SEC unveils rules to prevent misleading ESG fund reporting
Securities and Exchange Commission Chairman Gary Gensler at SEC headquarters in Washington on July 22, 2021.
Melissa Lyttle/Bloomberg via Getty Images
The Securities and Exchange Commission on Wednesday proposed two rule changes that avoid misleading or misleading statements by US funds on their environmental, social and corporate governance (ESG) qualifications and increase disclosure requirements for these funds.
The proposals, which are subject to public comment, come amid growing concerns that some funds seeking to profit from increased ESG investing practices have misled shareholders about the contents of their holdings, a practice known as “green bleaching”.
The metrics would provide guidance on how ESG funds should market their names and investment practices. A proposal would update the naming rule to encompass ESG-related characteristics.
The current naming rule states that if a fund’s name suggests that it focuses on a particular category of investment, such as government bonds, then at least 80% of its assets must belong to that category. The change would extend the rules to “any fund name with language suggesting that the fund focuses on investments that have (or whose issuers have) particular characteristics”. Therefore, funds with “ESG” in their name should clearly define the term and then ensure that 80% of the fund’s assets adhere to this definition.
“A lot has happened in our capital markets over the past two decades.
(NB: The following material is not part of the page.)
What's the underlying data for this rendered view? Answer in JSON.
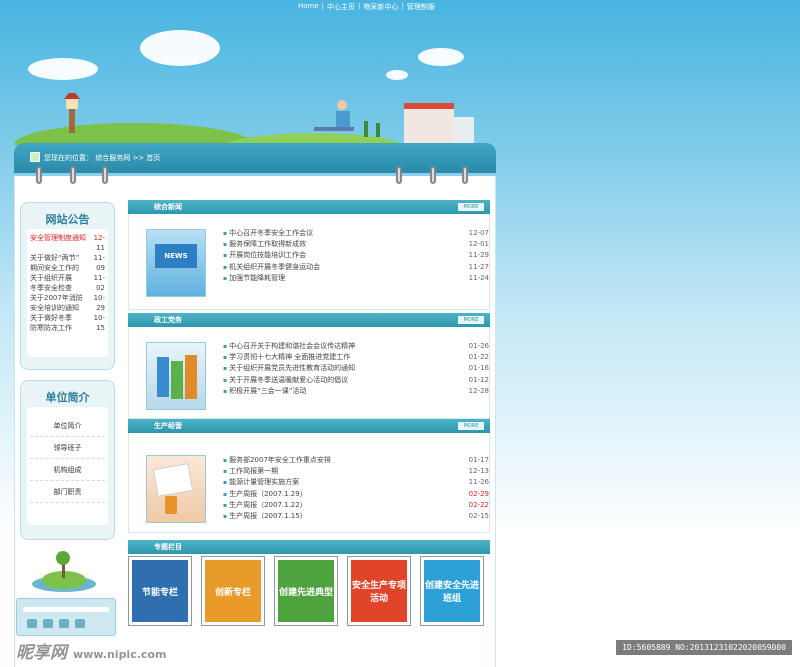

As the fund industry has grown, loopholes in the current name rule can undermine the protection investors,” SEC Chairman Gary Gensler said in a statement.
“In particular, some funds have claimed that the rule does not apply to them – even though their names suggest that investments are selected based on specific criteria or characteristics,” Gensler said. “Today’s proposal would modernize the name rule for today’s markets.”
Global ESG funds received a record $649 billion in investments in 2021 through November 30, compared with $542 billion in 2020 and $285 billion in 2019, according to data from financial services firm Refinitiv Lipper. . ESG funds now represent about 10% of fund assets worldwide.
The anti-greenwashing proposals come after the SEC launched sweeping rules in March that would require publicly traded companies to disclose how climate change risks affect their businesses, as well as provide more information on how their operations affect the environment and carbon emissions.
“ESG encompasses a wide variety of investments and strategies. I think investors should be able to drill down to see what’s under the hood of these strategies,” Gensler said. “It goes to the heart of the SEC’s mission to protect investors, enabling them to allocate their capital efficiently and meet their needs.”
Andrew Behar, president of climate activist organization As You Sow, said the new name rule will improve – but not stop – misleading labeling for investors.
“The new rule acknowledges the problem but doesn’t completely address it. Investors still need clarity on what exactly ‘sustainable’ and other terms like ‘fossil-free’, ‘low-carbon’ and ‘ESG’ mean. ‘” Behar said. “It is essential that a fund’s prospectus reflects its philosophy and intent in harmony with its name and holdings.”
Rachel Curley, democracy advocate at the nonprofit Public Citizen, said in a statement that the SEC’s new fund portfolio rules would begin to transform the landscape around “green” investing.
“In today’s market, retail investors don’t have a clear idea of what it means to invest in a fund whose marketing says it’s ‘sustainable’, ‘green’ or ‘ESG’,” Curley said. “The lack of transparency for investors makes it difficult to disentangle exactly how environmentally friendly some of these products are.”
The proposals will enter a 60-day public comment period after publication in the Federal Register, during which companies, investors and other market participants can comment and suggest changes to the rules.
— CNBC’s Thomas Franck contributed to this report.